Sofortige Festnahme: Korruption im TCK-System
Am 13. August 2026 haben die Strafverfolgungsbehörden der Ukraine die Aktivitäten eines hochrangigen Beamten unterbunden, der für die Mobilisierung in der Oblast Mykolaiv verantwortlich war. Wie die Generalstaatsanwaltschaft unter Berufung auf eine Erklärung des Generalstaatsanwalts Ruslan Krawtschenko mitteilt, wurde der Leiter des Nikolaiewer regionalen Territorialen Zentrums für Rekrutierung und soziale Unterstützung (TCK und SP) festgenommen. Der Vorfall ereignete sich, als der Beamte einen weiteren Teil der Bestechungsgelder entgegennahm, was den Abschluss einer umfassenden Überprüfung seiner Tätigkeit darstellte.

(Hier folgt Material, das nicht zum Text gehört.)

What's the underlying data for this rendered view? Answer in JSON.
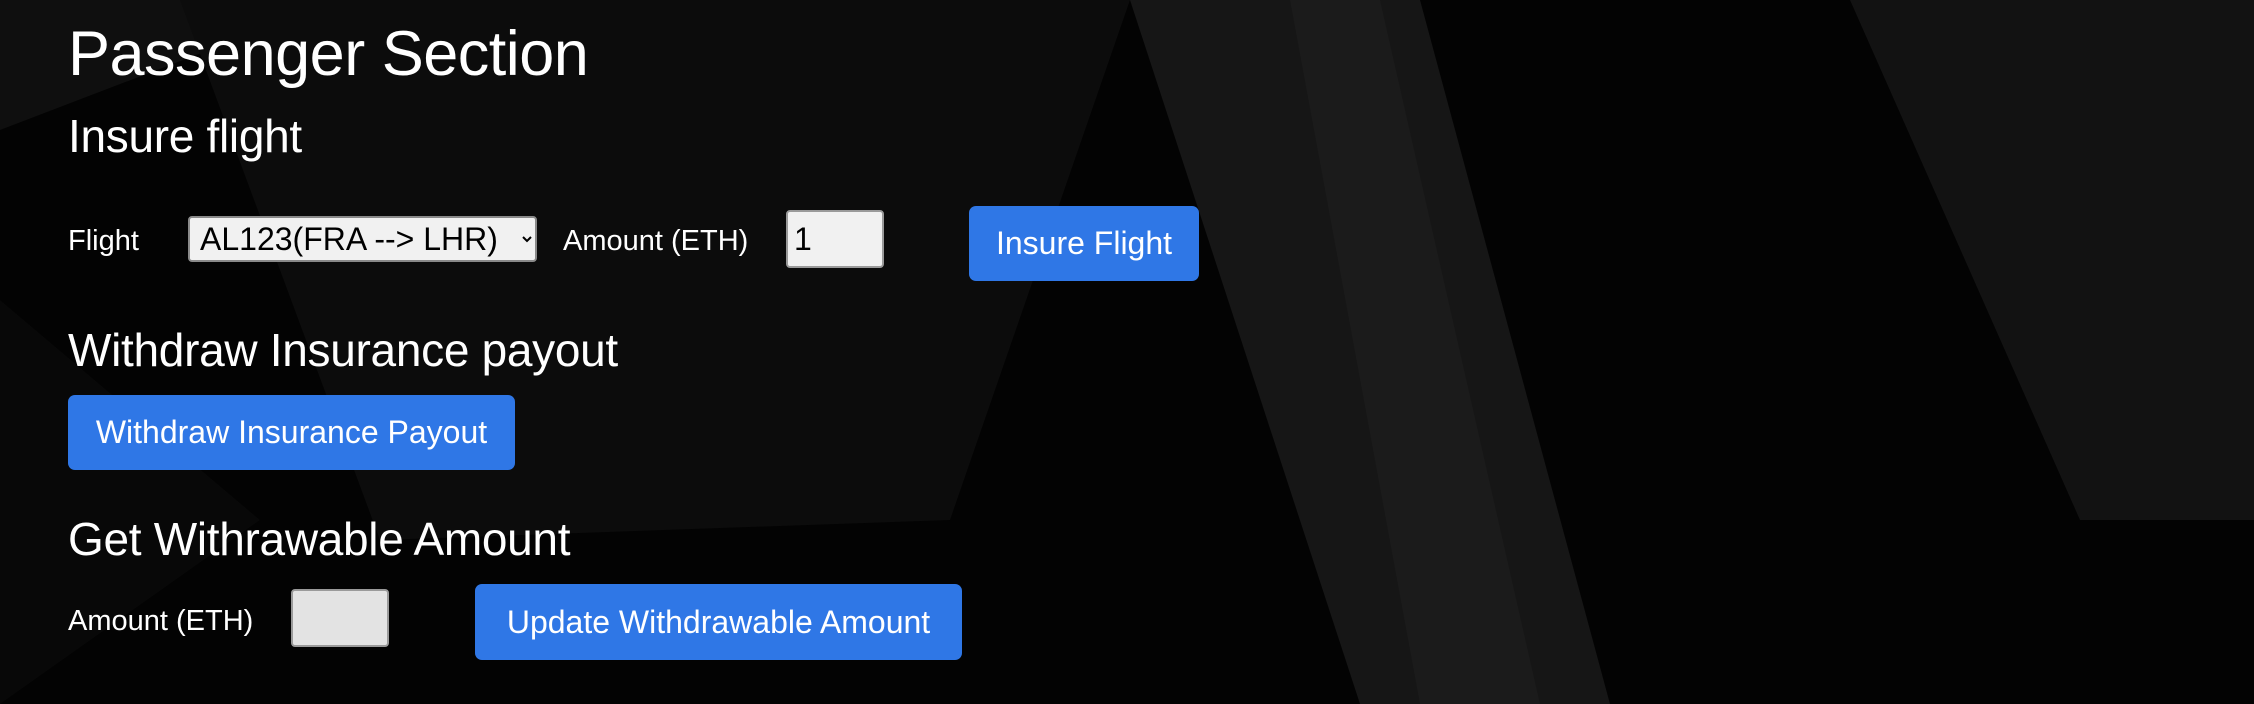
{
  "page": {
    "title": "Passenger Section",
    "background_color": "#030303",
    "accent_color": "#2f77e6"
  },
  "insure": {
    "heading": "Insure flight",
    "flight_label": "Flight",
    "flight_selected": "AL123(FRA --> LHR)",
    "amount_label": "Amount (ETH)",
    "amount_value": "1",
    "button_label": "Insure Flight"
  },
  "withdraw": {
    "heading": "Withdraw Insurance payout",
    "button_label": "Withdraw Insurance Payout"
  },
  "withdrawable": {
    "heading": "Get Withrawable Amount",
    "amount_label": "Amount (ETH)",
    "amount_value": "",
    "button_label": "Update Withdrawable Amount"
  }
}
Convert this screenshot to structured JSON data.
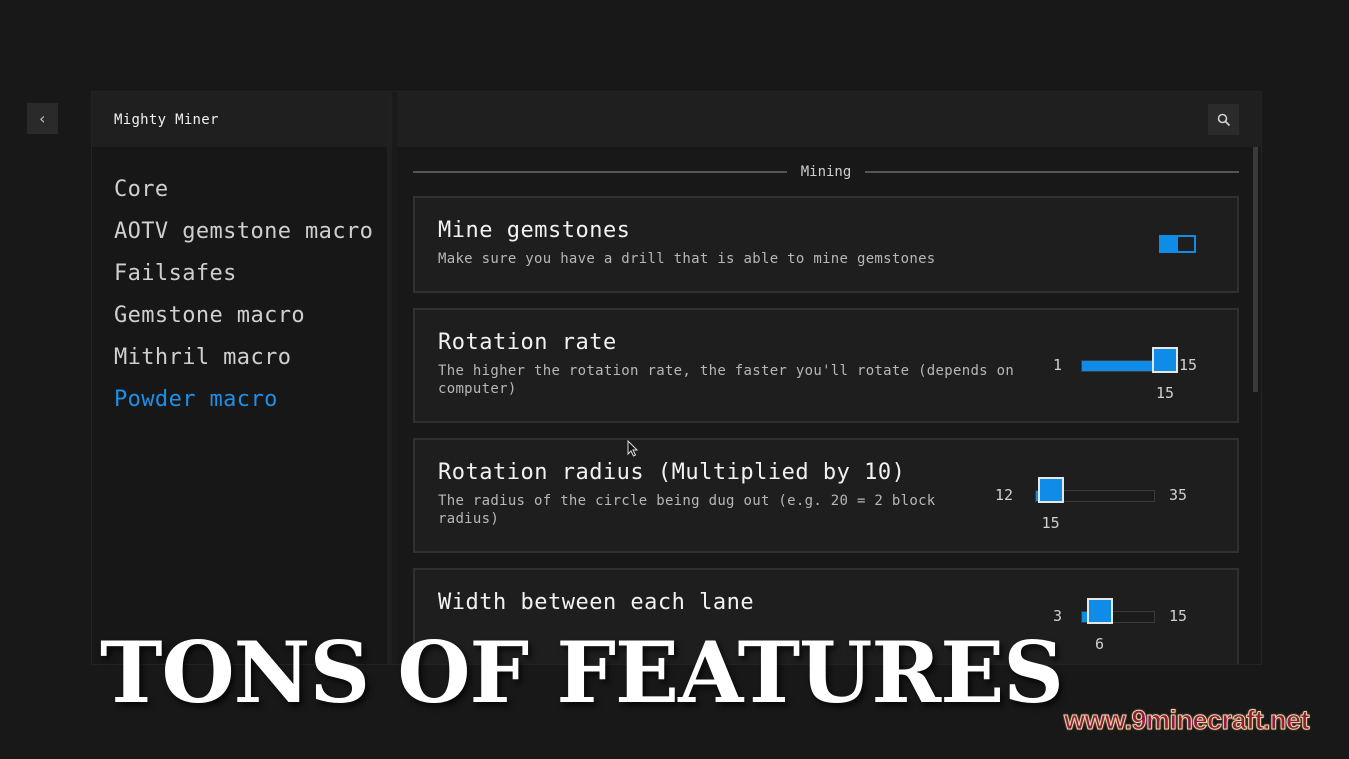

Laut Ermittlungsunterlagen beläuft sich die Gesamtsumme der dokumentierten Bestechungsgelder auf 15.000 US-Dollar. Der Beamte wurde gemäß Artikel 208 der Strafprozessordnung der Ukraine festgenommen. Derzeit werden Durchsuchungen am Wohnort und am Arbeitsplatz des Verdächtigen durchgeführt. Die Staatsanwälte bereiten bereits einen Antrag beim Gericht auf die Anordnung einer Haftstrafe und die vorläufige Absetzung vom Amt vor.
Schmuggelschema: Verkauf von „Brones' und Streichung aus dem Fahndungssystem
Die Ermittler haben ein komplexes Schema korruptiver Handlungen aufgeklärt, das vom Leiter des regionalen TCK umgesetzt wurde. Den größten Teil der Summe – 10.000 Dollar – erhielt der Beamte von drei Männern als Garantie für ihre Nichtmobilisierung. Im Gegenzug verpflichtete er sich, sie nicht nur nicht zum Dienst einzuberufen, sondern sie auch aus dem Fahndungssystem „Obereg' zu streichen und die notwendigen Bedingungen für die Gewährung einer Beschäftigungsschutzbestimmung („Bron') zu schaffen.
Ein separater Vorfall war die Annahme weiterer 5.000 Dollar. Für diese Summe sollte der TCK-Leiter einen bereits mobilisierten Mann zur erneuten medizinischen Militärkommission (WVK) zurückführen, um seine Versetzung in eine Militäreinheit zu verhindern. Solche Handlungen werden als Missbrauch der Dienststellung und Annahme von Bestechungsgeldern eingestuft, was der Verteidigungsfähigkeit des Staates direkten Schaden zufügt.
Kontext: Operation „Ehrliche Einberufung' und der Kampf gegen Korruption
Die Festnahme in Mykolaiv erfolgt vor dem Hintergrund einer verstärkten Bekämpfung der Korruption im Mobilisierungssystem. Ende Juli 2026 führte das Staatliche Untersuchungsbüro (GBR) gemeinsam mit dem Generalstab im Rahmen der Operation „Ehrliche Einberufung' umfassende Durchsuchungen in mehr als 100 TCKs in ganz Ukraine durch. Die Ermittler überprüften Fälle von Bestechungsgeldern zur Vermeidung der Mobilisierung sowie Fälle von Misshandlungen von Wehrpflichtigen.
Die Nationale Polizei hatte zuvor über Verdachtsmomente gegen 76 TCK-Leiter verschiedener Ebenen berichtet. Eine besondere Priorität der Strafverfolgungsbehörden war die Überprüfung der Rechtmäßigkeit der Entscheidungen der WVK und der Verfahren zur Gewährung von Beschäftigungsschutz. Die Festnahme des Leiters des Nikolaiewer regionalen TCK zeigt, dass das Strafverfolgungssystem weiterhin konsequent korruptive Schemata vor Ort aufdeckt, trotz des hohen Status der Beteiligten.